FERRIERE DI MONGIANA

Nate nel 1771 sotto il regno di Ferdinando IV di Borbone, le ferriere di Mongiana furono utilizzate per la produzione bellica oltre che nel campo dell’ingegneria civile. Dai Suoi altiforni uscirono i ponti in ferro sospesi sui fiumi Garigliano (Ponte Real Ferdinando) e Calore (Ponte Maria Cristina) e le rotaie della prima ferrovia italiana, Napoli-Portici.
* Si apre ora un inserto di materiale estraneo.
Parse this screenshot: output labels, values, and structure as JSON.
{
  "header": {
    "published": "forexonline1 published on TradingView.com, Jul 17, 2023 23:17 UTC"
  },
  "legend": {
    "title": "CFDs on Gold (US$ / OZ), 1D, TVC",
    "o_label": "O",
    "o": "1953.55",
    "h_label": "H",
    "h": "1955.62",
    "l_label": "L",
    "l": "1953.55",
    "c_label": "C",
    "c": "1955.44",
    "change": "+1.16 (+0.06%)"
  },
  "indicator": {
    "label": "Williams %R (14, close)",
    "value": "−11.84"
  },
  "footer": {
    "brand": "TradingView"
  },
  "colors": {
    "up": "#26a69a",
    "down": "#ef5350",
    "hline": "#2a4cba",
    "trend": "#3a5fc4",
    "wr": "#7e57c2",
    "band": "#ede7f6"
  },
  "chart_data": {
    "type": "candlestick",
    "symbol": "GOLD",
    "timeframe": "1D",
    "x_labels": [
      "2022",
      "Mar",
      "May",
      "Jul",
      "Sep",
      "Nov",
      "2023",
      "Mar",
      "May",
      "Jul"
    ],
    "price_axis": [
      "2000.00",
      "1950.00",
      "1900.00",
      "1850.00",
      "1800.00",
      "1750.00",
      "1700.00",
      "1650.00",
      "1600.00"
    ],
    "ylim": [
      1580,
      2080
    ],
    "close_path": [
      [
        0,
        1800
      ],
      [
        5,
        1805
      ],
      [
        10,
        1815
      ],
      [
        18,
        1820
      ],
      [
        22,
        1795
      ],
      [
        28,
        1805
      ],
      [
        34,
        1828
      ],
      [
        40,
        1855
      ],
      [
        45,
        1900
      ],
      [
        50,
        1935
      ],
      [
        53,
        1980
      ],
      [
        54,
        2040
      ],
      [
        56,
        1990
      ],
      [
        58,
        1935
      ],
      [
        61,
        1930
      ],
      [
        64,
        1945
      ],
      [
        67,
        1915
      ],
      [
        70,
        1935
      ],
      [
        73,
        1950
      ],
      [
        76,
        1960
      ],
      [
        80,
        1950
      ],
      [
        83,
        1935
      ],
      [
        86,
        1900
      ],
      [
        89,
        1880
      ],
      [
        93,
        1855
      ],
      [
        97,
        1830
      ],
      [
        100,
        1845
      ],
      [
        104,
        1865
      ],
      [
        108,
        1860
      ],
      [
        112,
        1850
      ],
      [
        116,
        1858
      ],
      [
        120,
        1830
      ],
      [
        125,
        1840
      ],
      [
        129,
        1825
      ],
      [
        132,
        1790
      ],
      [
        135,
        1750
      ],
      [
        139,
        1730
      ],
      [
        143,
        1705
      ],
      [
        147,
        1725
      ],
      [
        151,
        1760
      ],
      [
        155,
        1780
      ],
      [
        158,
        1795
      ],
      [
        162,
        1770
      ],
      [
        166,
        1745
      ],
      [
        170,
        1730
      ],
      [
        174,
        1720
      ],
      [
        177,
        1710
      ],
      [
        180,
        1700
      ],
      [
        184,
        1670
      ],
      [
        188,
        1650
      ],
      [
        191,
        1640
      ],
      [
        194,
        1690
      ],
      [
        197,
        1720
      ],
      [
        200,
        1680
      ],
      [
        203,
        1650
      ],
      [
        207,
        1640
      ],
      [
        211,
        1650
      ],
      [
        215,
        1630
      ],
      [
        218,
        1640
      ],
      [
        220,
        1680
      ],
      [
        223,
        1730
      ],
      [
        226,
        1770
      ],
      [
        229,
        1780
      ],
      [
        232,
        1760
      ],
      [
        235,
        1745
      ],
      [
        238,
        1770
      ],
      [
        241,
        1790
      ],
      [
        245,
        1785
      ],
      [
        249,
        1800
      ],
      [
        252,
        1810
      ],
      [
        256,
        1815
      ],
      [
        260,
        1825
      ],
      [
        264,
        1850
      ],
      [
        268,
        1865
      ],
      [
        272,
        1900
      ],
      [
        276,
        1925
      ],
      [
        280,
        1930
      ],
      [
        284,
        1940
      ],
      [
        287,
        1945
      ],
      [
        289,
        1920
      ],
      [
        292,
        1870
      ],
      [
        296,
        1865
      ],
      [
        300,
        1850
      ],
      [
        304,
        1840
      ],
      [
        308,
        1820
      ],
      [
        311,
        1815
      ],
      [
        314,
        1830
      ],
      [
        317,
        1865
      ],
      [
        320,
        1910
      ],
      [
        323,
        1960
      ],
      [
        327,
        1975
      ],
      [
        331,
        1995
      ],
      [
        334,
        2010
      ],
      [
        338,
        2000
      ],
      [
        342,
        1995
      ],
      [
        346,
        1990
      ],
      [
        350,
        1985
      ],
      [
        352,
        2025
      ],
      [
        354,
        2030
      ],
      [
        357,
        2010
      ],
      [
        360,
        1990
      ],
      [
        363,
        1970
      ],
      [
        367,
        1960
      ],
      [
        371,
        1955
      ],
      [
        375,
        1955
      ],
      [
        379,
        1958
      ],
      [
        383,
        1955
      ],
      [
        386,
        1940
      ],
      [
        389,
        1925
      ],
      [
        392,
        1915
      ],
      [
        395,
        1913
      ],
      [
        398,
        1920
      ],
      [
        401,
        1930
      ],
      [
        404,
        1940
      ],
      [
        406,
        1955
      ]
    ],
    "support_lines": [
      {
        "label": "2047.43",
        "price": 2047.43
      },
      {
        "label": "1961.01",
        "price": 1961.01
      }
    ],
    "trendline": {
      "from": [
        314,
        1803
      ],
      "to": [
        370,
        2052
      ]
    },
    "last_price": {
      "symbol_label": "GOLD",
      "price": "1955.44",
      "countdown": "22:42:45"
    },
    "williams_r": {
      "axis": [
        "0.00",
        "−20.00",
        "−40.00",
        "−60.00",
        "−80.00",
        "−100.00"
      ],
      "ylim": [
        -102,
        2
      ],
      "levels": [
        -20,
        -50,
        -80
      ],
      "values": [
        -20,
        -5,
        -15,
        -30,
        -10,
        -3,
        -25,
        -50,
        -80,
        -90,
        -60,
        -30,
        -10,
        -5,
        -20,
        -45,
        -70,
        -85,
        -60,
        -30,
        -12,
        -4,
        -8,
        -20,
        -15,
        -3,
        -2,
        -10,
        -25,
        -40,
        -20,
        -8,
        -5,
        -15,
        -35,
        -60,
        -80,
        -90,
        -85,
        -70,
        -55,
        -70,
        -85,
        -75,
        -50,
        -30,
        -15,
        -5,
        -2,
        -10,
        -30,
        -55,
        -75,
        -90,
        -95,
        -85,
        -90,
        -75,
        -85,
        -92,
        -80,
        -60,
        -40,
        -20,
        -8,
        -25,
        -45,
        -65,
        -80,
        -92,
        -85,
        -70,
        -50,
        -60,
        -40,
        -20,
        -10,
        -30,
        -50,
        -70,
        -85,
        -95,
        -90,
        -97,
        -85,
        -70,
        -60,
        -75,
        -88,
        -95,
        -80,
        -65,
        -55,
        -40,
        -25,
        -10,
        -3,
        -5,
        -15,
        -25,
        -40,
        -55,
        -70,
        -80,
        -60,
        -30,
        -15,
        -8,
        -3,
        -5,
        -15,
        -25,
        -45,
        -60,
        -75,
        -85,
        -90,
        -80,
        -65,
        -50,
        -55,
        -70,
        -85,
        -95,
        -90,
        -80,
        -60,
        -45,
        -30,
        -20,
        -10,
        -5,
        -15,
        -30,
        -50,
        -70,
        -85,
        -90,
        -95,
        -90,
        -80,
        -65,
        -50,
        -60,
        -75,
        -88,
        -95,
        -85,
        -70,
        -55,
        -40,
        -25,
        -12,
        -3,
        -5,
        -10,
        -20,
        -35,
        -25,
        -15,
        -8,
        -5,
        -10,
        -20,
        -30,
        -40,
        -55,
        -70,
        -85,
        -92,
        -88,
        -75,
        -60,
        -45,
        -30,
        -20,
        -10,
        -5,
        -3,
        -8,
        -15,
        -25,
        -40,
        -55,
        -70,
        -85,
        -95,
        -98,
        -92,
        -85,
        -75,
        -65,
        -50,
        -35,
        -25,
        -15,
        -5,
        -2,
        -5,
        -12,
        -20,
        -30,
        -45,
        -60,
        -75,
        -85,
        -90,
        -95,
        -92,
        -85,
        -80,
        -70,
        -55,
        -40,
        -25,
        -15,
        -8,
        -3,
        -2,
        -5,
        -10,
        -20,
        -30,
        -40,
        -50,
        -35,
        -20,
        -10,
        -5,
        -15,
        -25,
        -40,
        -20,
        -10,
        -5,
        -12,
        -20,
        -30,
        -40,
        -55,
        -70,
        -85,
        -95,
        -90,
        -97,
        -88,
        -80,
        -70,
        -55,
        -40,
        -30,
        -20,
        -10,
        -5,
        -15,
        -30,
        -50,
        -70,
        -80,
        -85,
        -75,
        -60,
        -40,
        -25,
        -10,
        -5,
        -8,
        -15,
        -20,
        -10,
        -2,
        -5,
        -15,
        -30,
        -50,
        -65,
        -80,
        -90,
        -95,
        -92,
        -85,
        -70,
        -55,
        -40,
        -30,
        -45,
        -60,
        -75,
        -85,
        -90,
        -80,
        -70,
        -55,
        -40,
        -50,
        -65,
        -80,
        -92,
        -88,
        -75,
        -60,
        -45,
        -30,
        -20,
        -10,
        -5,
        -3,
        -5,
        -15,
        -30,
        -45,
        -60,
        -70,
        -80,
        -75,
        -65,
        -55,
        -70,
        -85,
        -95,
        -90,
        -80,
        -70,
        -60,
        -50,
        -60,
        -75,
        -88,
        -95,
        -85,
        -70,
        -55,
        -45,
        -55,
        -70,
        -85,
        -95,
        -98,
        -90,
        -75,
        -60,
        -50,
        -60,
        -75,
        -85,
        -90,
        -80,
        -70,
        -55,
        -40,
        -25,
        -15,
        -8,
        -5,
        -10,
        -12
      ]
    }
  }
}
IL SANTUARIO MARIANO DI SANTA MARIA DEL BOSCO

Il santuario Mariano di Santa Maria del Bosco prende il nome dalla chiesa di Santa Maria, che si erge al centro di giganteschi abeti bianchi, dove il fondatore dell’Ordine certosino, faceva penitenza e fu sepolto. Un laghetto artificiale rievoca i momenti di preghiera solitaria del santo taumaturgo.

CERTOSA DI SERRA SAN BRUNO

La Certosa di Serra San Bruno è il primo monastero certosino d’Italia, il secondo di tutto l’Ordine, e sorge in un pittoresco bosco alla periferia di Serra San Bruno. Il cenòbio fu eretto tra il 1090 ed il 1101 da Brunone di Colonia, fondatore dell’Ordine dei certosini e della Grande Chartreuse vicino a Grenoble.

INFORMAZIONI UTILI

SUGGERIMENTI

clima

Durante la stagione invernale, nel tratto finale del percorso, possono verificarsi precipitazioni nevose. Le strade sono comunque percorribili e le strutture d’accoglienza funzionanti. 

Cibo, acqua e alloggio

Gli agriturismi sono presenti lungo tutto il percorso, così come B&B e affittacamere. Nei paesi che si incontrano non mancano ristoranti e trattorie che offrono prodotti del territorio e cucina tipica. La Ciclovia attraversa per lo più boschi ed aree verdi, dove le fonti d'acqua sono sempre disponibili.

ABBIGLIAMENTO

La dotazione varia molto in funzione della stagione. In autunno inoltrato e in inverno è opportuno coprirsi bene perché le temperature in quota possono scendere molto, mentre in primavera si può abbandonare la maglietta termica avendo sempre a disposizione una giacca impermeabile. In estate si pedala bene anche in maglietta e pantaloni corti avendo a disposizione una mantellina per i tratti in quota.

  • Si consiglia l'uso di bici da cicloturismo affidabili e confortevoli, adatte sia per percorsi asfaltati che sterrati. 

  • Per chi sceglie di viaggiare in tenda c’è la possibilità di pernottare in campeggi attrezzati, aree bivacco tra i boschi; le informazioni sono disponibili nella sezione Ospitalità e servizi.